The Dawn spacecraft is approaching Ceres and has begun observations, including this first animation. Ceres is a dwarf planet that resides within the Asteroid Belt between Mars and Jupiter and is the last unexplored spherical body (that we know of) that resides within the orbit of Neptune.
Earlier observations by the Herschel Infrared Space Observatory have suggested the presence of water vapor in the form of plumes near the surface of Ceres. There is even the chance that this comparatively tiny body may somehow maintain a tenuous atmosphere. If any of this turns out to be the case, we currently have no models to suggest how geological activity could be generated on such a small world. We have known for a very long time that internal heating and geological activity is common on bodies whose mass is large enough to create their own internal furnaces (Earth, Venus and gas giants like Jupiter).

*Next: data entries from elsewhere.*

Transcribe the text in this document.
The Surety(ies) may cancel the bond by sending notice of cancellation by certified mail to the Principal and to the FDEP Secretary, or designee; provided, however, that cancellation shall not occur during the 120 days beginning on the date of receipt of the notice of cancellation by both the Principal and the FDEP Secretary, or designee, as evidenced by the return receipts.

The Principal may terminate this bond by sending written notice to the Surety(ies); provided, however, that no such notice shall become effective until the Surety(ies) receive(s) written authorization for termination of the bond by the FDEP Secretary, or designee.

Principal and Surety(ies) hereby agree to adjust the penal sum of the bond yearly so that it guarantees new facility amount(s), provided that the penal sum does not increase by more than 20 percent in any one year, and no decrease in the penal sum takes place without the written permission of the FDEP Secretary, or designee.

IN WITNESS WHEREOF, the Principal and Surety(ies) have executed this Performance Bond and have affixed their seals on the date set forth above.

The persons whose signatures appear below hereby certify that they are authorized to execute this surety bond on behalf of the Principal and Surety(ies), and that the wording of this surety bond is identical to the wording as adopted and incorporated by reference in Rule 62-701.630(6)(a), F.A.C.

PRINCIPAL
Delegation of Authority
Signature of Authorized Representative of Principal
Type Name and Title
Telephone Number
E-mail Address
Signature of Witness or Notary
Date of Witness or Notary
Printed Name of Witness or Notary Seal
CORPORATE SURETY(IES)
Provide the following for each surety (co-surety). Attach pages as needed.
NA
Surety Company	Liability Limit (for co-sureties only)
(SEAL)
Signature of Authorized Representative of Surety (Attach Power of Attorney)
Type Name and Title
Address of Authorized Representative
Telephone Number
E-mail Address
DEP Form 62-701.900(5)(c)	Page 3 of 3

More recently we have discovered smaller geologically active worlds that generate internal heat from tidal forces inflicted by their host planet and neighboring moons (Io, Enceladus, probably Triton). But we have never seen such a small isolated body such as Ceres manage to do anything but display ancient craters and fracturing from cataclysms dating back to the formation of the solar system.
Logic tells me to expect to see a grey cratered ball when Dawn goes into orbit around Ceres this Spring, but the experience of Voyager and Cassini tells me not to expect anything but the unexpected.
Also, what is that bright dot? It has been in every image of Ceres since Hubble started observations to support the coming encounter.